The proposed Trust Deed amendments contained in the Shareholders Deed are distinguishable from the trust splitting arrangements of the kind described above in Paragraph 2. Specifically, this arrangement is distinguished because:
- There are no express changes to the assets of the Trust such that a subset of beneficiaries can benefit from certain assets to the exclusion of others.
- There are also no expected changes, whether or not express, such that a subset of beneficiaries will benefit from certain assets over others. Trust assets are not intended to be separated. The Trust property remains available to be deployed for the Trust's original purposes and continues to be governed by the terms of the original Trust Deed, as amended by the Shareholders Deed.
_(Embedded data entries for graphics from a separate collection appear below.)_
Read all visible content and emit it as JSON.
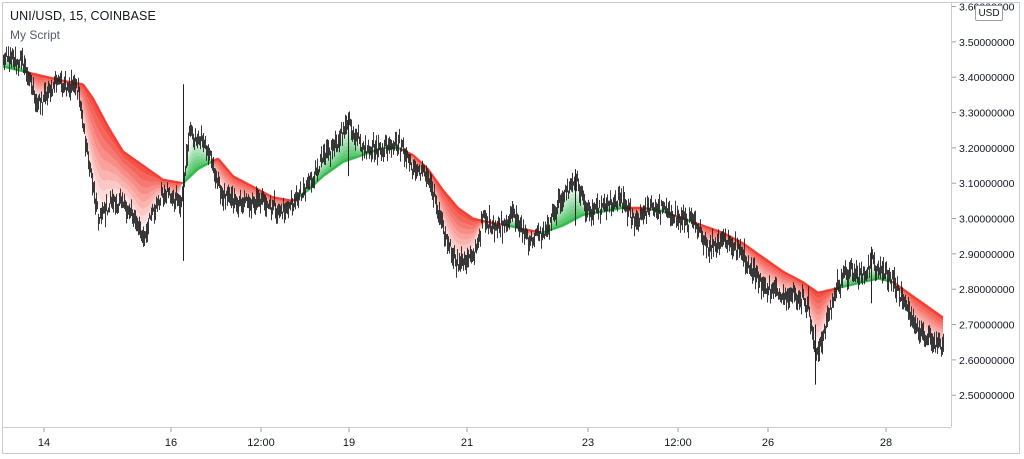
{
  "header": {
    "title": "UNI/USD, 15, COINBASE",
    "script_name": "My Script"
  },
  "currency_badge": "USD",
  "colors": {
    "bull": "#2db84a",
    "bear": "#f23a2e",
    "candle": "#222222",
    "grid": "#e0e3eb",
    "axis_text": "#131722"
  },
  "chart_data": {
    "type": "line",
    "ylim": [
      2.41,
      3.61
    ],
    "y_ticks": [
      "3.60000000",
      "3.50000000",
      "3.40000000",
      "3.30000000",
      "3.20000000",
      "3.10000000",
      "3.00000000",
      "2.90000000",
      "2.80000000",
      "2.70000000",
      "2.60000000",
      "2.50000000"
    ],
    "x_ticks": [
      "14",
      "16",
      "12:00",
      "19",
      "21",
      "23",
      "12:00",
      "26",
      "28"
    ],
    "grid": false,
    "price_keypoints": [
      [
        0,
        3.45
      ],
      [
        20,
        3.44
      ],
      [
        35,
        3.32
      ],
      [
        55,
        3.39
      ],
      [
        75,
        3.37
      ],
      [
        82,
        3.22
      ],
      [
        95,
        3.0
      ],
      [
        110,
        3.05
      ],
      [
        125,
        3.03
      ],
      [
        140,
        2.95
      ],
      [
        160,
        3.08
      ],
      [
        178,
        3.04
      ],
      [
        186,
        3.24
      ],
      [
        200,
        3.22
      ],
      [
        210,
        3.15
      ],
      [
        220,
        3.06
      ],
      [
        240,
        3.04
      ],
      [
        260,
        3.05
      ],
      [
        280,
        3.02
      ],
      [
        300,
        3.07
      ],
      [
        315,
        3.15
      ],
      [
        330,
        3.2
      ],
      [
        345,
        3.27
      ],
      [
        360,
        3.2
      ],
      [
        380,
        3.2
      ],
      [
        395,
        3.22
      ],
      [
        410,
        3.14
      ],
      [
        425,
        3.12
      ],
      [
        440,
        2.96
      ],
      [
        455,
        2.87
      ],
      [
        470,
        2.89
      ],
      [
        480,
        3.0
      ],
      [
        495,
        2.97
      ],
      [
        510,
        3.01
      ],
      [
        525,
        2.94
      ],
      [
        545,
        2.97
      ],
      [
        555,
        3.04
      ],
      [
        572,
        3.11
      ],
      [
        585,
        3.01
      ],
      [
        600,
        3.03
      ],
      [
        618,
        3.05
      ],
      [
        632,
        2.99
      ],
      [
        645,
        3.03
      ],
      [
        660,
        3.03
      ],
      [
        675,
        3.0
      ],
      [
        690,
        2.99
      ],
      [
        705,
        2.92
      ],
      [
        720,
        2.94
      ],
      [
        740,
        2.9
      ],
      [
        760,
        2.81
      ],
      [
        780,
        2.79
      ],
      [
        795,
        2.78
      ],
      [
        805,
        2.76
      ],
      [
        812,
        2.61
      ],
      [
        820,
        2.67
      ],
      [
        835,
        2.82
      ],
      [
        848,
        2.85
      ],
      [
        860,
        2.84
      ],
      [
        870,
        2.88
      ],
      [
        880,
        2.85
      ],
      [
        890,
        2.83
      ],
      [
        900,
        2.76
      ],
      [
        915,
        2.68
      ],
      [
        925,
        2.66
      ],
      [
        940,
        2.63
      ]
    ],
    "band_keypoints": [
      [
        0,
        3.43
      ],
      [
        30,
        3.41
      ],
      [
        60,
        3.39
      ],
      [
        80,
        3.38
      ],
      [
        90,
        3.34
      ],
      [
        105,
        3.26
      ],
      [
        120,
        3.19
      ],
      [
        140,
        3.15
      ],
      [
        160,
        3.11
      ],
      [
        180,
        3.1
      ],
      [
        195,
        3.14
      ],
      [
        215,
        3.17
      ],
      [
        230,
        3.12
      ],
      [
        250,
        3.09
      ],
      [
        270,
        3.06
      ],
      [
        290,
        3.05
      ],
      [
        305,
        3.08
      ],
      [
        320,
        3.12
      ],
      [
        340,
        3.16
      ],
      [
        360,
        3.18
      ],
      [
        380,
        3.2
      ],
      [
        395,
        3.2
      ],
      [
        410,
        3.18
      ],
      [
        425,
        3.14
      ],
      [
        440,
        3.08
      ],
      [
        455,
        3.03
      ],
      [
        470,
        3.0
      ],
      [
        485,
        2.99
      ],
      [
        505,
        2.98
      ],
      [
        520,
        2.97
      ],
      [
        540,
        2.96
      ],
      [
        560,
        2.98
      ],
      [
        580,
        3.01
      ],
      [
        600,
        3.02
      ],
      [
        620,
        3.03
      ],
      [
        640,
        3.03
      ],
      [
        660,
        3.02
      ],
      [
        680,
        3.0
      ],
      [
        700,
        2.98
      ],
      [
        720,
        2.96
      ],
      [
        740,
        2.93
      ],
      [
        760,
        2.89
      ],
      [
        780,
        2.85
      ],
      [
        800,
        2.82
      ],
      [
        815,
        2.79
      ],
      [
        830,
        2.8
      ],
      [
        845,
        2.81
      ],
      [
        860,
        2.82
      ],
      [
        875,
        2.83
      ],
      [
        890,
        2.82
      ],
      [
        905,
        2.79
      ],
      [
        920,
        2.76
      ],
      [
        940,
        2.72
      ]
    ],
    "wicks": [
      [
        180,
        2.88,
        3.38
      ],
      [
        345,
        3.12,
        3.29
      ],
      [
        572,
        2.98,
        3.14
      ],
      [
        812,
        2.53,
        2.7
      ],
      [
        868,
        2.76,
        2.92
      ]
    ]
  }
}
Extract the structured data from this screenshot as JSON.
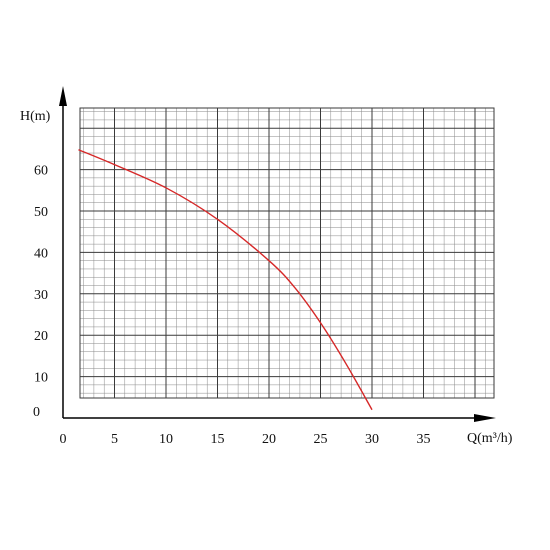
{
  "chart_data": {
    "type": "line",
    "title": "",
    "xlabel": "Q(m³/h)",
    "ylabel": "H(m)",
    "xlim": [
      0,
      40
    ],
    "ylim": [
      0,
      70
    ],
    "x_ticks": [
      0,
      5,
      10,
      15,
      20,
      25,
      30,
      35
    ],
    "y_ticks": [
      0,
      10,
      20,
      30,
      40,
      50,
      60
    ],
    "grid": true,
    "legend": "none",
    "series": [
      {
        "color": "#d62828",
        "points": [
          [
            1.5,
            64.8
          ],
          [
            5,
            61.2
          ],
          [
            10,
            55.6
          ],
          [
            15,
            48.0
          ],
          [
            20,
            38.0
          ],
          [
            22.5,
            31.5
          ],
          [
            25,
            23.0
          ],
          [
            27.5,
            13.0
          ],
          [
            30,
            2.0
          ]
        ]
      }
    ]
  }
}
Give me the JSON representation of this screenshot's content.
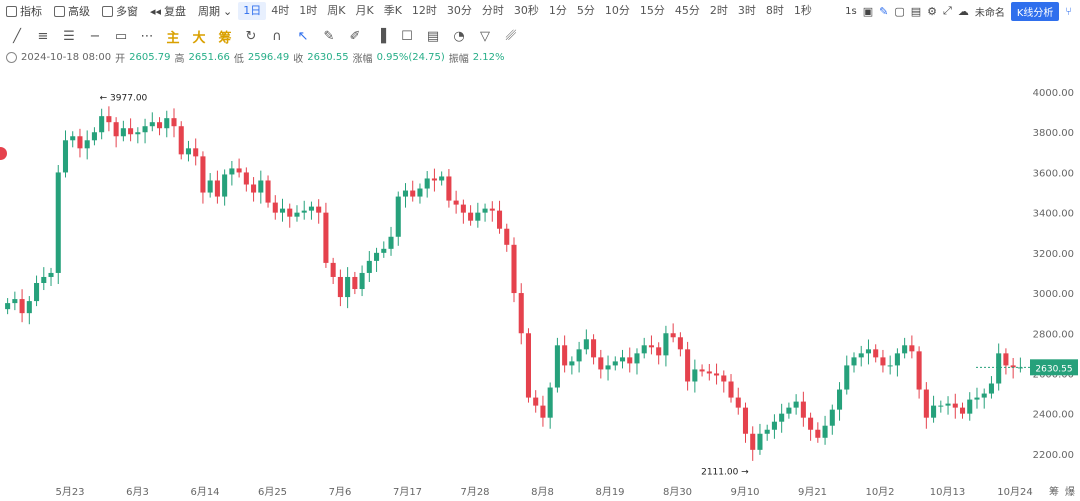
{
  "toolbar": {
    "indicator": "指标",
    "advanced": "高级",
    "multi_window": "多窗",
    "replay": "复盘",
    "period": "周期",
    "periods": [
      "1日",
      "4时",
      "1时",
      "周K",
      "月K",
      "季K",
      "12时",
      "30分",
      "分时",
      "30秒",
      "1分",
      "5分",
      "10分",
      "15分",
      "45分",
      "2时",
      "3时",
      "8时",
      "1秒"
    ],
    "active_period": "1日",
    "right_time": "1s",
    "unnamed": "未命名",
    "kline_analysis": "K线分析"
  },
  "drawing": {
    "labels": [
      "主",
      "大",
      "筹"
    ]
  },
  "info": {
    "date": "2024-10-18 08:00",
    "open_label": "开",
    "open": "2605.79",
    "high_label": "高",
    "high": "2651.66",
    "low_label": "低",
    "low": "2596.49",
    "close_label": "收",
    "close": "2630.55",
    "change_label": "涨幅",
    "change": "0.95%(24.75)",
    "amplitude_label": "振幅",
    "amplitude": "2.12%"
  },
  "chart_data": {
    "type": "candlestick",
    "y_ticks": [
      "4000.00",
      "3800.00",
      "3600.00",
      "3400.00",
      "3200.00",
      "3000.00",
      "2800.00",
      "2600.00",
      "2400.00",
      "2200.00"
    ],
    "x_ticks": [
      "5月23",
      "6月3",
      "6月14",
      "6月25",
      "7月6",
      "7月17",
      "7月28",
      "8月8",
      "8月19",
      "8月30",
      "9月10",
      "9月21",
      "10月2",
      "10月13",
      "10月24"
    ],
    "corner_labels": [
      "筹",
      "爆"
    ],
    "max_label": "← 3977.00",
    "min_label": "2111.00 →",
    "last_price": "2630.55",
    "colors": {
      "up": "#26a17b",
      "down": "#e5424d"
    },
    "closes": [
      2950,
      2970,
      2900,
      2960,
      3050,
      3080,
      3100,
      3600,
      3760,
      3780,
      3720,
      3760,
      3800,
      3880,
      3850,
      3780,
      3820,
      3790,
      3800,
      3830,
      3850,
      3820,
      3870,
      3830,
      3690,
      3720,
      3680,
      3500,
      3560,
      3480,
      3590,
      3620,
      3600,
      3540,
      3500,
      3560,
      3450,
      3400,
      3420,
      3380,
      3400,
      3410,
      3430,
      3400,
      3150,
      3080,
      2980,
      3080,
      3020,
      3100,
      3160,
      3200,
      3220,
      3280,
      3480,
      3510,
      3480,
      3520,
      3570,
      3560,
      3580,
      3460,
      3440,
      3400,
      3360,
      3400,
      3420,
      3410,
      3320,
      3240,
      3000,
      2800,
      2480,
      2440,
      2380,
      2530,
      2740,
      2640,
      2660,
      2720,
      2770,
      2680,
      2620,
      2640,
      2660,
      2680,
      2650,
      2700,
      2740,
      2730,
      2690,
      2800,
      2780,
      2720,
      2560,
      2620,
      2610,
      2600,
      2590,
      2560,
      2480,
      2430,
      2300,
      2220,
      2300,
      2320,
      2360,
      2400,
      2430,
      2460,
      2380,
      2320,
      2280,
      2340,
      2420,
      2520,
      2640,
      2680,
      2700,
      2720,
      2680,
      2640,
      2640,
      2700,
      2740,
      2710,
      2520,
      2380,
      2440,
      2440,
      2450,
      2430,
      2400,
      2470,
      2480,
      2500,
      2550,
      2700,
      2640,
      2630,
      2630
    ],
    "max_value": 3977,
    "min_value": 2111
  }
}
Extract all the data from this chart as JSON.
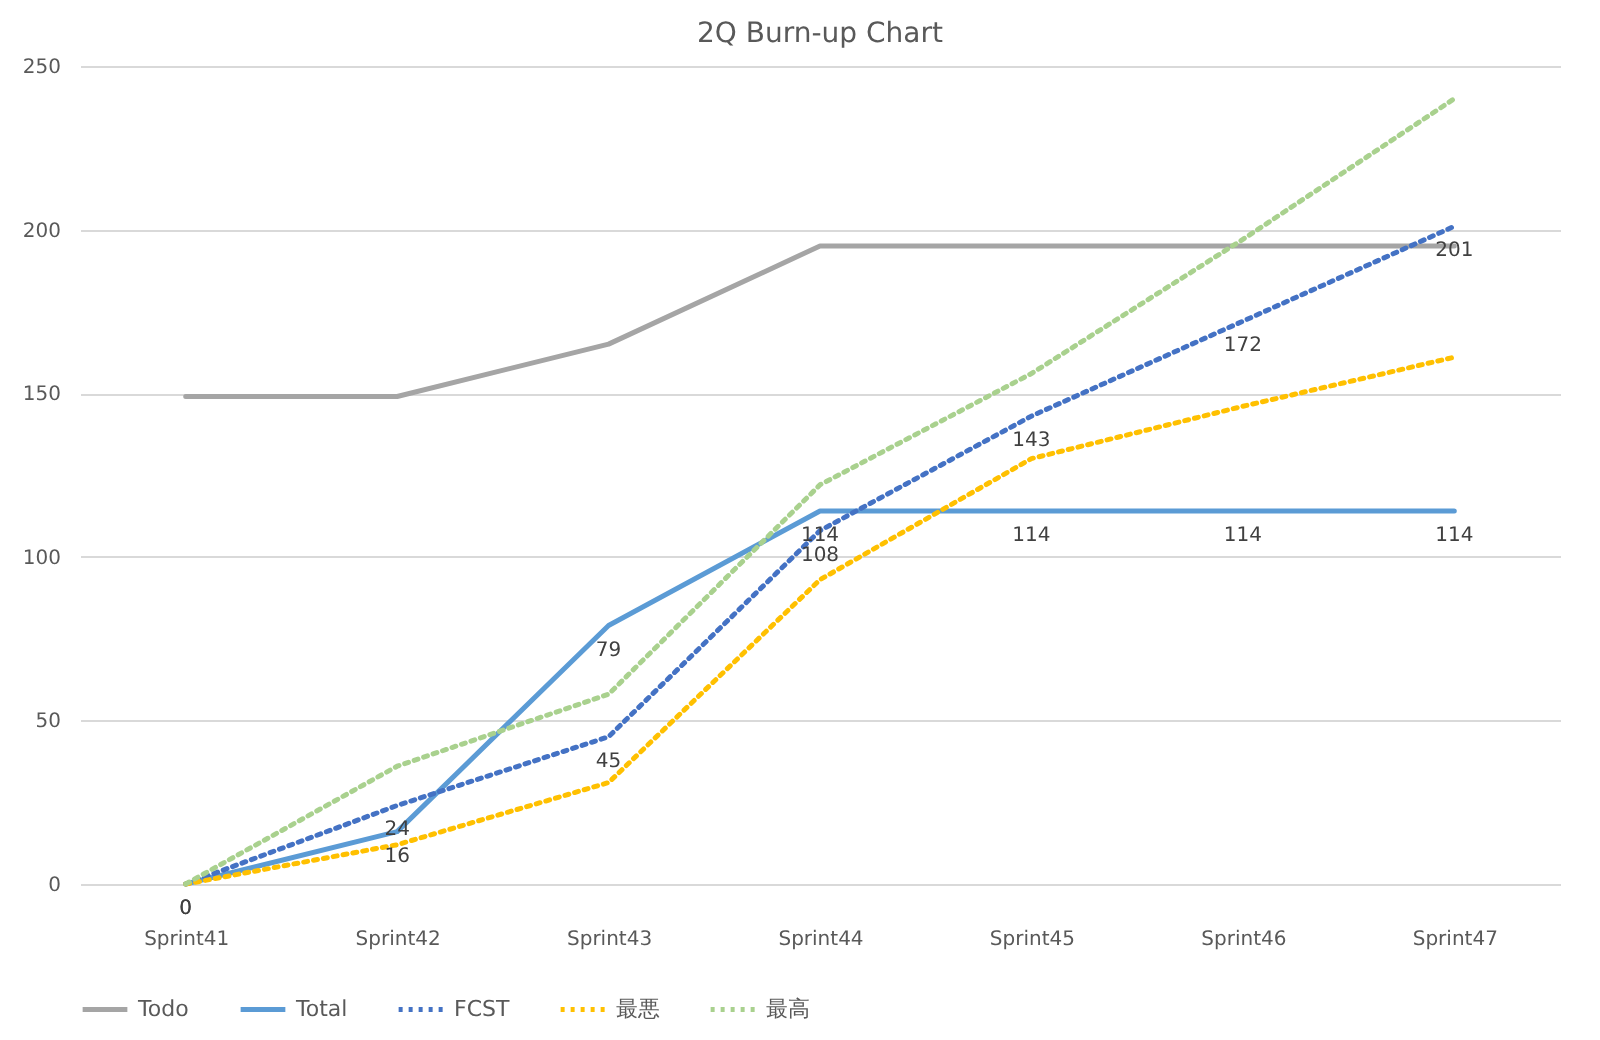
{
  "chart_data": {
    "type": "line",
    "title": "2Q Burn-up Chart",
    "categories": [
      "Sprint41",
      "Sprint42",
      "Sprint43",
      "Sprint44",
      "Sprint45",
      "Sprint46",
      "Sprint47"
    ],
    "ylim": [
      0,
      250
    ],
    "yticks": [
      0,
      50,
      100,
      150,
      200,
      250
    ],
    "grid": "y",
    "legend": "bottom",
    "marker": "none",
    "series": [
      {
        "name": "Todo",
        "color": "#a5a5a5",
        "line_style": "solid",
        "values": [
          149,
          149,
          165,
          195,
          195,
          195,
          195
        ]
      },
      {
        "name": "Total",
        "color": "#5b9bd5",
        "line_style": "solid",
        "values": [
          0,
          16,
          79,
          114,
          114,
          114,
          114
        ],
        "value_labels": [
          "0",
          "16",
          "79",
          "114",
          "114",
          "114",
          "114"
        ]
      },
      {
        "name": "FCST",
        "color": "#4472c4",
        "line_style": "dotted",
        "values": [
          0,
          24,
          45,
          108,
          143,
          172,
          201
        ],
        "value_labels": [
          "0",
          "24",
          "45",
          "108",
          "143",
          "172",
          "201"
        ]
      },
      {
        "name": "最悪",
        "color": "#ffc000",
        "line_style": "dotted",
        "values": [
          0,
          12,
          31,
          93,
          130,
          146,
          161
        ]
      },
      {
        "name": "最高",
        "color": "#a9d18e",
        "line_style": "dotted",
        "values": [
          0,
          36,
          58,
          122,
          156,
          197,
          240
        ]
      }
    ]
  }
}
- The range of potential beneficiaries entitled to benefit from the Trust as a whole does not change.
- Clause X of the Shareholders Deed merely provides a default clause to allocate income and capital of the Trust by the Trustee, where unanimous decisions cannot be reached by the children. This effectively replaces the existing default clause for the distribution of income in the Trust Deed.
- There is no change to the Corporate Trustee's indemnity from the Trust assets.
Accordingly, in our view, the Shareholders Deed does not result in a "trust split".
Conclusion
Our advice is based on the assumption that the execution of the Shareholders Deed will be a valid exercise of the Corporate Trustee's power. Consequently, the elements of subsection 104-55(1) of the ITAA 1997 will not be satisfied and CGT event E1 will not happen upon execution of the Shareholders Deed.
Question 2
Summary
The execution of the Shareholders Deed will not result in CGT event E2 happening.
Detailed reasoning
Subsection 104-60(1) of the ITAA 1997 provides that CGT event E2 happens if you transfer a CGT asset to an existing trust.
The Commissioner's approach to whether CGT event E2 happens in relation to the variation of a trust deed is contained in TD 2012/21 which is outlined in the detailed reasoning in Question 1 above. In short, the amendments do not have the effect of transferring the assets of the Trust to a new or existing trust.
Accordingly, based on the assumption that the execution of the Shareholders Deed will be a valid exercise of the Corporate Trustee's power, the elements of subsection 104-60(1) of the ITAA 1997 will not be satisfied and CGT event E2 will not happen on execution of the Shareholders Deed.